GPU Performance Portability needs Autotuning
This addresses the issue of vendor lock-in and barriers for new AI hardware, enabling portable LLM inference without code changes, though it is incremental as it builds on existing autotuning and compilation techniques.
The paper tackles the problem of limited GPU performance portability for LLM inference by proposing a combination of JIT compilation and kernel parameter autotuning, resulting in up to 230% performance improvement over vendor-optimized implementations and a 70x reduction in kernel code size.
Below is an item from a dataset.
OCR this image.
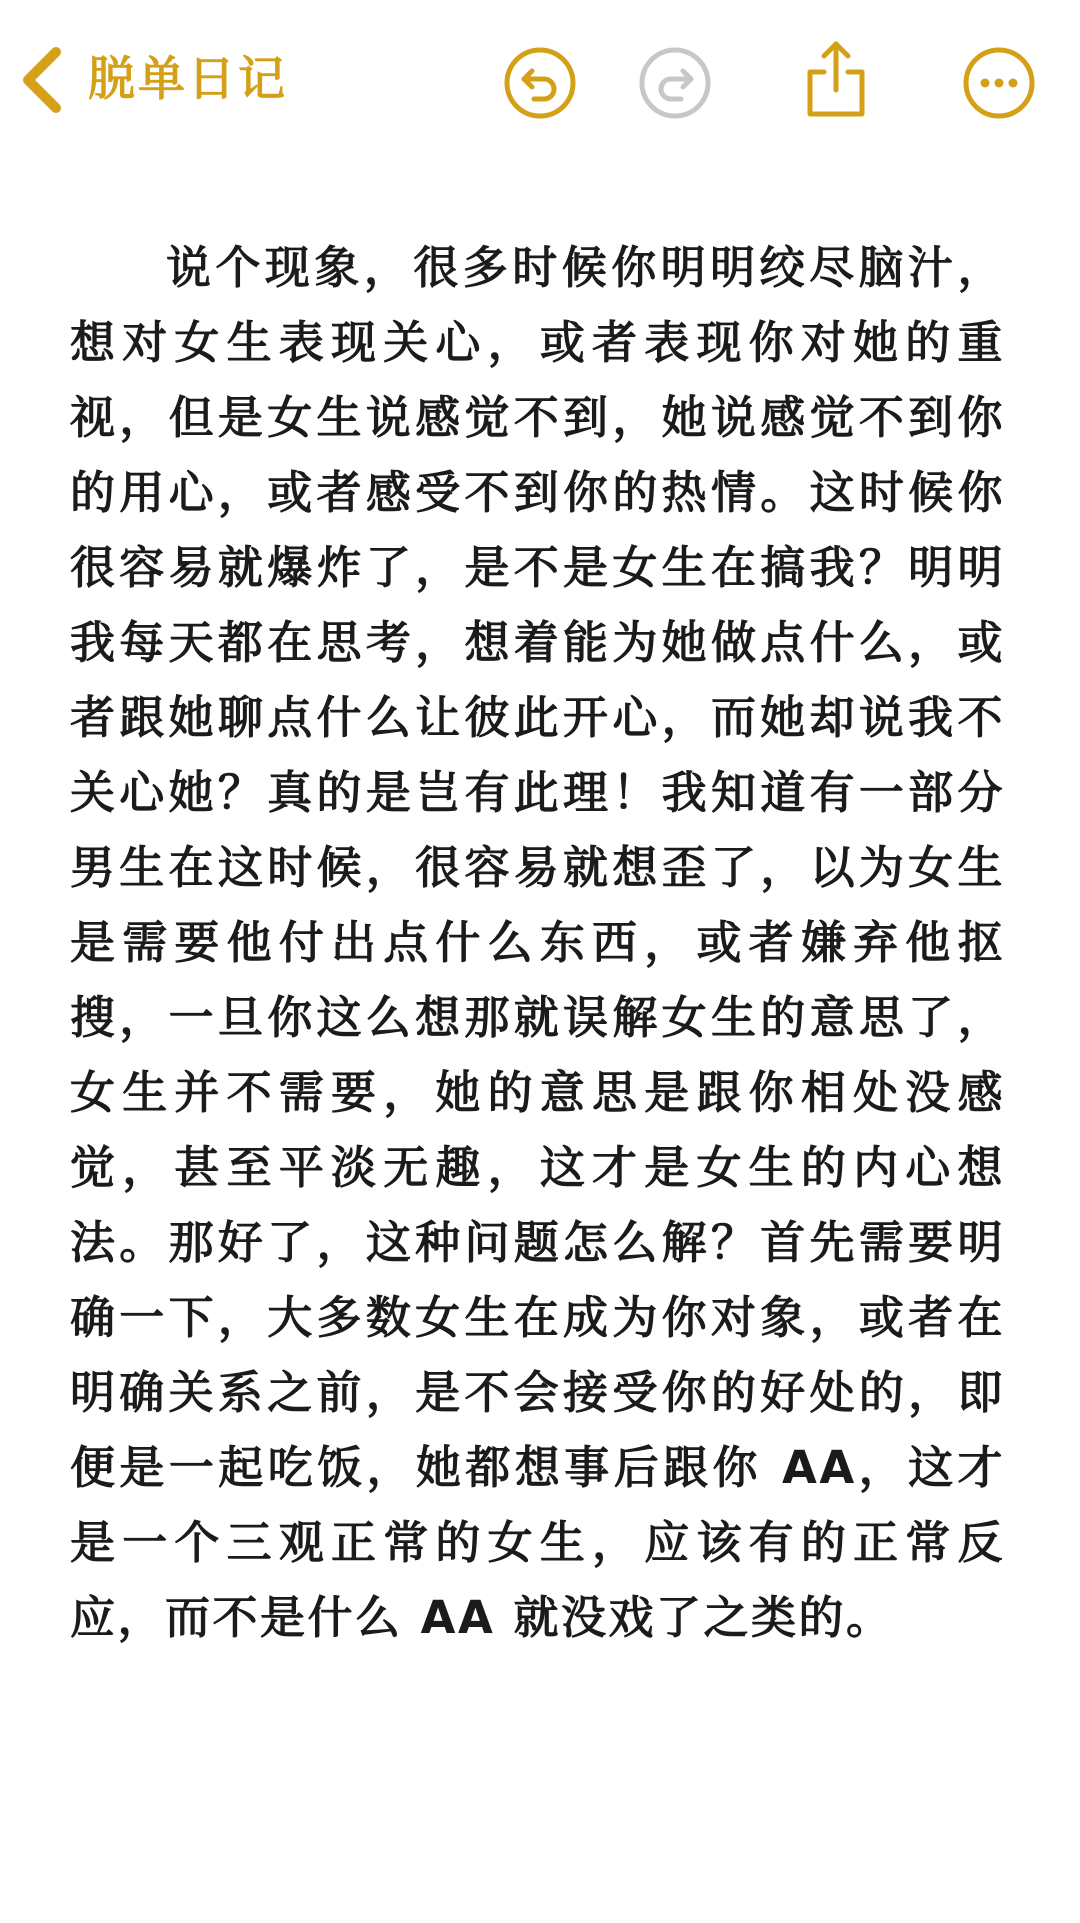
脱单日记

说个现象，很多时候你明明绞尽脑汁，想对女生表现关心，或者表现你对她的重视，但是女生说感觉不到，她说感觉不到你的用心，或者感受不到你的热情。这时候你很容易就爆炸了，是不是女生在搞我？明明我每天都在思考，想着能为她做点什么，或者跟她聊点什么让彼此开心，而她却说我不关心她？真的是岂有此理！我知道有一部分男生在这时候，很容易就想歪了，以为女生是需要他付出点什么东西，或者嫌弃他抠搜，一旦你这么想那就误解女生的意思了，女生并不需要，她的意思是跟你相处没感觉，甚至平淡无趣，这才是女生的内心想法。那好了，这种问题怎么解？首先需要明确一下，大多数女生在成为你对象，或者在明确关系之前，是不会接受你的好处的，即便是一起吃饭，她都想事后跟你 AA，这才是一个三观正常的女生，应该有的正常反应，而不是什么 AA 就没戏了之类的。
As LLMs grow in complexity, achieving state-of-the-art performance requires tight co-design across algorithms, software, and hardware. Today's reliance on a single dominant platform limits portability, creates vendor lock-in, and raises barriers for new AI hardware. In this work, we make the case for combining just-in-time (JIT) compilation with comprehensive kernel parameter autotuning to enable portable LLM inference with state-of-the-art performance without code changes. Focusing on performance-critical LLM kernels, we demonstrate that this approach explores up to 15x more kernel parameter configurations, produces significantly more diverse code across multiple dimensions, and even outperforms vendor-optimized implementations by up to 230%, all while reducing kernel code size by 70x and eliminating manual code optimizations. Our results highlight autotuning as a promising path to unlocking model portability across GPU vendors.